Metadata-Version: 2.4
Name: ai-agentbom
Version: 0.6.0
Summary: Offline AI agent bill of materials and attack surface scanner
Author: AgentBOM contributors
License: MIT
Project-URL: Homepage, https://github.com/vlcak27/agentbom
Project-URL: Issues, https://github.com/vlcak27/agentbom/issues
Project-URL: Repository, https://github.com/vlcak27/agentbom
Keywords: ai,agents,security,bom,sast,mcp,sarif
Classifier: Development Status :: 4 - Beta
Classifier: Environment :: Console
Classifier: Intended Audience :: Developers
Classifier: Intended Audience :: Information Technology
Classifier: License :: OSI Approved :: MIT License
Classifier: Programming Language :: Python :: 3
Classifier: Programming Language :: Python :: 3.11
Classifier: Programming Language :: Python :: 3.12
Classifier: Topic :: Security
Classifier: Topic :: Software Development :: Quality Assurance
Requires-Python: >=3.11
Description-Content-Type: text/markdown
License-File: LICENSE
Provides-Extra: dev
Requires-Dist: build>=1; extra == "dev"
Requires-Dist: pre-commit>=4; extra == "dev"
Requires-Dist: pytest>=8; extra == "dev"
Requires-Dist: ruff>=0.6; extra == "dev"
Dynamic: license-file

# AgentBOM

![CI](https://github.com/vlcak27/agentbom/actions/workflows/ci.yml/badge.svg)
![PyPI](https://img.shields.io/pypi/v/ai-agentbom)
![Python](https://img.shields.io/pypi/pyversions/ai-agentbom)
![License](https://img.shields.io/badge/license-MIT-blue)

Offline bill of materials and attack surface analysis for AI agent repositories.

AgentBOM helps reviewers answer a practical question: what AI providers, model
identifiers, frameworks, prompts, MCP configuration, and sensitive capabilities
exist in this agent repository, and which of those capabilities appear reachable
from an AI actor?

It does not execute scanned code, import scanned modules, read secret values, or
require network access.

![AgentBOM HTML report preview](docs/assets/html-report-preview.svg)

## Quickstart

Install from PyPI:

```bash
pip install ai-agentbom
```

Scan a repository:

```bash
agentbom scan . --pretty
```

Generate shareable review artifacts, including HTML for humans, Mermaid for
architecture review, and SARIF for GitHub code scanning:

```bash
agentbom scan . --output-dir agentbom-report --html --mermaid --sarif --pretty
```

Typical output:

```text
Wrote agentbom-report/agentbom.json
Wrote agentbom-report/agentbom.md
Wrote agentbom-report/agentbom.html
Wrote agentbom-report/agentbom.mmd
Wrote agentbom-report/agentbom.sarif
Risk: high (70/100)
```

![AgentBOM quickstart terminal demo](docs/assets/terminal-demo.svg)

## MCP Security Analysis

MCP servers can give an agent access to local files, command execution,
browsers, databases, cloud APIs, and env-backed services.
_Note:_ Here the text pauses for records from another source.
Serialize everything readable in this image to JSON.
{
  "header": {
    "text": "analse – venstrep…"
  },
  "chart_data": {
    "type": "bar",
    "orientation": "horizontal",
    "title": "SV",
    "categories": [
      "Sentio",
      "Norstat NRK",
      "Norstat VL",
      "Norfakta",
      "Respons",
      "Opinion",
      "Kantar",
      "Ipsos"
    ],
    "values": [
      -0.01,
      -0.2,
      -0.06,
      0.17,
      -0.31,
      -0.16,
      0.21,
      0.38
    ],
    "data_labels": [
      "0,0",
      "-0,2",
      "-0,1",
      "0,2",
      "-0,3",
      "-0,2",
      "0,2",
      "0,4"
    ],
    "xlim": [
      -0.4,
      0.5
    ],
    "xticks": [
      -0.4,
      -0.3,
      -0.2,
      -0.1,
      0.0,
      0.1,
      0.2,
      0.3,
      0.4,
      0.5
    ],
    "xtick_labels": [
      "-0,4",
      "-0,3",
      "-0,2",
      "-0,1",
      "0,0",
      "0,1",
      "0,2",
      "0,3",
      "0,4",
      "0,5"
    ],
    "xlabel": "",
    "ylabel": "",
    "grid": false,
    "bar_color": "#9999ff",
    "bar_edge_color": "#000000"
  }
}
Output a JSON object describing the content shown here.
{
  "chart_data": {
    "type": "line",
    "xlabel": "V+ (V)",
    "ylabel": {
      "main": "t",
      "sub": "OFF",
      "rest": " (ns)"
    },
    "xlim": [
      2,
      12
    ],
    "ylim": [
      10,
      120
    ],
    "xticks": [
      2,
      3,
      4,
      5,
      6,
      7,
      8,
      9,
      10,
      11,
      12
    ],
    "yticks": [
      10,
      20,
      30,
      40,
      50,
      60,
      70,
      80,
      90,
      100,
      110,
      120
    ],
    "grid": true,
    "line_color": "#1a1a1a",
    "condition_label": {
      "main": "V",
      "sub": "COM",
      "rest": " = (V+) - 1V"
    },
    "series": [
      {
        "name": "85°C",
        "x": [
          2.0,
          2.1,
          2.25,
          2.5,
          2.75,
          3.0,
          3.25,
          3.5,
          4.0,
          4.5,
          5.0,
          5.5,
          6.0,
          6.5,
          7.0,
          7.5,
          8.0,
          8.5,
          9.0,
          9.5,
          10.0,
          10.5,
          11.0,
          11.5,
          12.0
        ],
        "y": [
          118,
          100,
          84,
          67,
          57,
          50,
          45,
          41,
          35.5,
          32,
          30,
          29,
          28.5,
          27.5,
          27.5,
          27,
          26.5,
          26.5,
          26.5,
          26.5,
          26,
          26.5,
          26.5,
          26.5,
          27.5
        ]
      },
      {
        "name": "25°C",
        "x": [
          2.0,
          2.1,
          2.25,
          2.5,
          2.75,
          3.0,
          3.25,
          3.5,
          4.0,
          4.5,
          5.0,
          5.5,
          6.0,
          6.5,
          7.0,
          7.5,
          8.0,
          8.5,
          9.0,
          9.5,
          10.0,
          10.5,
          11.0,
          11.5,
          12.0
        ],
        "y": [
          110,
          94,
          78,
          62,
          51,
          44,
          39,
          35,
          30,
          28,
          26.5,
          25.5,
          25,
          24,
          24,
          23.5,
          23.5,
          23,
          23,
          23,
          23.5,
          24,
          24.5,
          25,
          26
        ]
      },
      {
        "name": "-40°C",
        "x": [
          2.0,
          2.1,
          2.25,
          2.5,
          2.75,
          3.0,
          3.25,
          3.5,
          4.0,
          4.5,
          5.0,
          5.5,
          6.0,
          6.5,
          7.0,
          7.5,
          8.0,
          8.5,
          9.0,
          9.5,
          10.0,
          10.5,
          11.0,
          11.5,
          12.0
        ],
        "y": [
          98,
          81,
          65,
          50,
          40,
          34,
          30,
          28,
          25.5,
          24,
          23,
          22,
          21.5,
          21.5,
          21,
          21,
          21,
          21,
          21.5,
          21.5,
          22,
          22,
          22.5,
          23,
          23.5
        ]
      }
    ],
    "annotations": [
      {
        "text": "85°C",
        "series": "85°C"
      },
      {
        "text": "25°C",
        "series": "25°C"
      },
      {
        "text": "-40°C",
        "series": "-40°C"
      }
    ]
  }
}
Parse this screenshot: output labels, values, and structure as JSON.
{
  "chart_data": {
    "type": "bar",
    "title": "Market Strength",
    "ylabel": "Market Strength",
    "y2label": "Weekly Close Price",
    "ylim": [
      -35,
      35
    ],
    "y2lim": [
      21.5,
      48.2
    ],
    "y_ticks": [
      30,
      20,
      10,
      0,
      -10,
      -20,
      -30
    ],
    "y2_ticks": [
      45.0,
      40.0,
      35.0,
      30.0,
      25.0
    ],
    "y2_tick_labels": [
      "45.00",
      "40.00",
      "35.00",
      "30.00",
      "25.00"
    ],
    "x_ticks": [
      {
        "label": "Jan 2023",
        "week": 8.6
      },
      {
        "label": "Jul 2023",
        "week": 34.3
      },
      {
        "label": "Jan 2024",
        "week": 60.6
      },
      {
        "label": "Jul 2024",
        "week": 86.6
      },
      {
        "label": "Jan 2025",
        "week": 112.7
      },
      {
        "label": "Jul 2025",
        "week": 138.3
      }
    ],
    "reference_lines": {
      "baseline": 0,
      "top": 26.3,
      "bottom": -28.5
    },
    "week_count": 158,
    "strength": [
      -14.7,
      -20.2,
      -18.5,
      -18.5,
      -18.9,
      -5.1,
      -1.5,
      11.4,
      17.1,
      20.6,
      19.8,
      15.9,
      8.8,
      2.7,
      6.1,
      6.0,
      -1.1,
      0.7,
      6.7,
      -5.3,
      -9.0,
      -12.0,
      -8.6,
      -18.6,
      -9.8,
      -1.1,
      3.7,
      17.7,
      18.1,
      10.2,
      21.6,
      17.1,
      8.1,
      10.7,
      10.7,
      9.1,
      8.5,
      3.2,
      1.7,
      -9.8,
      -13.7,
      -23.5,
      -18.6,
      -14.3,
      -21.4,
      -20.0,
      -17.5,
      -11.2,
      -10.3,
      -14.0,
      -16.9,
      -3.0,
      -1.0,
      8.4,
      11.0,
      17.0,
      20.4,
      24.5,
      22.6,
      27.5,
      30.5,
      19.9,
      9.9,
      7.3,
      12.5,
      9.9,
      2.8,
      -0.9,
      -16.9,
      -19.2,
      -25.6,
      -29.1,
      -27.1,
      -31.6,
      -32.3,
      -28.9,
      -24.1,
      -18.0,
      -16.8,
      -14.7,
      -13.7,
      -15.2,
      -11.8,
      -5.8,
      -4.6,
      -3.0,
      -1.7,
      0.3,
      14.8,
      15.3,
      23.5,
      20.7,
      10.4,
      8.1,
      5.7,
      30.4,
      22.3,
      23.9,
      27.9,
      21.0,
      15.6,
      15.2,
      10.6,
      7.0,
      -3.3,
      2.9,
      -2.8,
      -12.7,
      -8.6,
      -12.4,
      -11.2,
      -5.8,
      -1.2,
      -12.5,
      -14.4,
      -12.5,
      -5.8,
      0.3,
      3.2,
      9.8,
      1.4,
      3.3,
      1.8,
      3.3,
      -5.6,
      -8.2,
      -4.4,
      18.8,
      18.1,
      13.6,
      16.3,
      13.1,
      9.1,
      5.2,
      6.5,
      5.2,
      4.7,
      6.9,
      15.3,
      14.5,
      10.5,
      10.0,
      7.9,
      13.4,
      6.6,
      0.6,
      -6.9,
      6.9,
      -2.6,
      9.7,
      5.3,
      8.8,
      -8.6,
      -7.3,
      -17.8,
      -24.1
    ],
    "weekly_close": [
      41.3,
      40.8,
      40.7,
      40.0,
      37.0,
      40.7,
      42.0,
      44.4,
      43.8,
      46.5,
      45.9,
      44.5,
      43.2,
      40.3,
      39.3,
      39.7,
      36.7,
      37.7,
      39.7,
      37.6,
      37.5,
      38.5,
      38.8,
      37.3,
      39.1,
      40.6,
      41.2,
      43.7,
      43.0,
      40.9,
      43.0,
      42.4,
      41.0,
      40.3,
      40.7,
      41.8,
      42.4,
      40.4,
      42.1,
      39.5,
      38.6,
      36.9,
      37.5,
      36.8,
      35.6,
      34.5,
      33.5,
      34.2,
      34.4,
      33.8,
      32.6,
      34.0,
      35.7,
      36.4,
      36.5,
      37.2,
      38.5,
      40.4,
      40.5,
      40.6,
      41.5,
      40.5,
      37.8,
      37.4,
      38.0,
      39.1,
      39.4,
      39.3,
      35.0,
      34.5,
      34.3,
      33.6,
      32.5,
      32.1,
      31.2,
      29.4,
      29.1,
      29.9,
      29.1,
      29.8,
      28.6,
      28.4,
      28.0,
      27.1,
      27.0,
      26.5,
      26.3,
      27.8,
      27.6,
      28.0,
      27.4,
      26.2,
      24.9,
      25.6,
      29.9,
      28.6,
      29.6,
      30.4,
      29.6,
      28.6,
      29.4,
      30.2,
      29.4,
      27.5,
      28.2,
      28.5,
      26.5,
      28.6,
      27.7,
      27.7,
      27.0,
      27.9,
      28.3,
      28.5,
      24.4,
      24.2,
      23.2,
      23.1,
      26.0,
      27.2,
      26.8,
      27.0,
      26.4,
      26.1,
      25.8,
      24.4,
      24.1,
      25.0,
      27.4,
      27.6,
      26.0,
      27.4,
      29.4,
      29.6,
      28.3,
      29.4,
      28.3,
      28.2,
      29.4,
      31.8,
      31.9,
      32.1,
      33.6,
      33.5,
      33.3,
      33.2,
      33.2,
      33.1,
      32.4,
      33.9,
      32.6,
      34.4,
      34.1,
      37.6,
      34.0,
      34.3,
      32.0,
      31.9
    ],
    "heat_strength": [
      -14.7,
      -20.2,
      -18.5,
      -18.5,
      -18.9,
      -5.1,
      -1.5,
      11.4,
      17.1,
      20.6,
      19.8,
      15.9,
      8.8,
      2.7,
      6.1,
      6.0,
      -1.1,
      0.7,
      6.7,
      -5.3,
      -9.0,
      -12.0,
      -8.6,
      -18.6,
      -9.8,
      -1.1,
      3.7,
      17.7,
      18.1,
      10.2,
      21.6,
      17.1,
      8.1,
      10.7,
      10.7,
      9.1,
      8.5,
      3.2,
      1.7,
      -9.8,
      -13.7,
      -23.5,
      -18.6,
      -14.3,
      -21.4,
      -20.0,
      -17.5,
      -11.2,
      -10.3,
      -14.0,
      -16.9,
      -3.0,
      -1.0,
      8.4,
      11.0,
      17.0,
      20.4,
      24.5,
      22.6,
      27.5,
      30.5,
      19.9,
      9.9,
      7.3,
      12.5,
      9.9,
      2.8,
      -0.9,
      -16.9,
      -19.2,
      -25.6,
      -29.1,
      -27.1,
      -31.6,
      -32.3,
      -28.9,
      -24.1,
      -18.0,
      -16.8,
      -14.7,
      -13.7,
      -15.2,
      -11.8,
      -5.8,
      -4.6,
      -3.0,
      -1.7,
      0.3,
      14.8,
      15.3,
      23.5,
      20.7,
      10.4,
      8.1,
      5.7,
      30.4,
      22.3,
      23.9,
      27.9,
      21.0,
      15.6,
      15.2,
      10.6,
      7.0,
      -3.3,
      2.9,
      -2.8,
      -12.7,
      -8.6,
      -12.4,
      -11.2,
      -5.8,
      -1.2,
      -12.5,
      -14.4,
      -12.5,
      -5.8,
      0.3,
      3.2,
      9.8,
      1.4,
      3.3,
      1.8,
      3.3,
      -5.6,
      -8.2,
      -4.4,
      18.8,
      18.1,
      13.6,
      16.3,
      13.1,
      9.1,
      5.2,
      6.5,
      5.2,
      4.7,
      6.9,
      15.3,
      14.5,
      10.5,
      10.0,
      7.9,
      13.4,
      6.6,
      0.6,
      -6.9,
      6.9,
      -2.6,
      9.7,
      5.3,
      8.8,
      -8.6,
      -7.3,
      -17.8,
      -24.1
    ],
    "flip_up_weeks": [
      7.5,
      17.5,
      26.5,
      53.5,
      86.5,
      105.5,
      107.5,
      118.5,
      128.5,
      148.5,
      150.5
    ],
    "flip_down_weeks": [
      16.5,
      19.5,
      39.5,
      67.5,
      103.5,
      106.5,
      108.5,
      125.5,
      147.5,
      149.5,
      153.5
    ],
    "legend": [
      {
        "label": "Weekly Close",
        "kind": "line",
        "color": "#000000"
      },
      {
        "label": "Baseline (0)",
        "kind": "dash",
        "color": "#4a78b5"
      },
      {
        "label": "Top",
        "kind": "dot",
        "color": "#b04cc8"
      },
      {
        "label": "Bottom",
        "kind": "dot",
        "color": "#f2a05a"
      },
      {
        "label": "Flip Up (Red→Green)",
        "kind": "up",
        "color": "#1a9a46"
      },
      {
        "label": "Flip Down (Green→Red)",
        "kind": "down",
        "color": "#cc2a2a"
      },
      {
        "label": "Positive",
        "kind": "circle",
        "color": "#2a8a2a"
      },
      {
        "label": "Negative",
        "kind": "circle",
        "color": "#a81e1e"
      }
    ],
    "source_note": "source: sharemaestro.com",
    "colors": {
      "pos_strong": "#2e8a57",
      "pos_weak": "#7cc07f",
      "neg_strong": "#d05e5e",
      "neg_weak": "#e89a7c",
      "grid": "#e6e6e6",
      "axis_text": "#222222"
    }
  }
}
AgentBOM v0.6.0 maps
those configured servers, records safe metadata, and connects MCP tool exposure
to agent framework or prompt context for review.

Try the MCP demos:

```bash
agentbom scan examples/mcp-safe-agent --output-dir agentbom-report/mcp-safe --html --mermaid --sarif --pretty
agentbom scan examples/mcp-risky-agent --output-dir agentbom-report/mcp-risky --html --mermaid --sarif --pretty
agentbom scan examples/mcp-risky-agent --policy examples/policies/mcp-policy.yaml --output-dir agentbom-report/mcp-policy --html --mermaid --sarif --pretty
```

AgentBOM does not execute MCP servers, contact networks, or store env values.
Findings are review signals, not proof of exploitability. See
[`docs/mcp-security-analysis.md`](docs/mcp-security-analysis.md).

## Why AgentBOM

AI agents combine model output with software capabilities. A dependency list,
generic SBOM, or general static analyzer can tell you that code imports a
package or calls a risky API, but it usually does not explain whether an agent
framework, model identifier, prompt, or MCP configuration appears connected to
that capability.

AgentBOM makes that review repeatable:

- maps AI-specific components: providers, statically detected model identifiers,
  frameworks, prompts, and MCP configuration
- analyzes MCP server definitions from JSON config, including command, args,
  transport, package or binary, env variable names, and risk categories
- connects agent actors to reachable capabilities such as shell, code execution,
  network, database, cloud, and MCP tool invocation
- records source paths, confidence, and rationale for review
- produces deterministic JSON plus human-readable Markdown and HTML
- exports Mermaid for attack-surface review and SARIF for GitHub code scanning
- runs offline with zero telemetry and no runtime dependencies

Findings are review signals, not exploit claims.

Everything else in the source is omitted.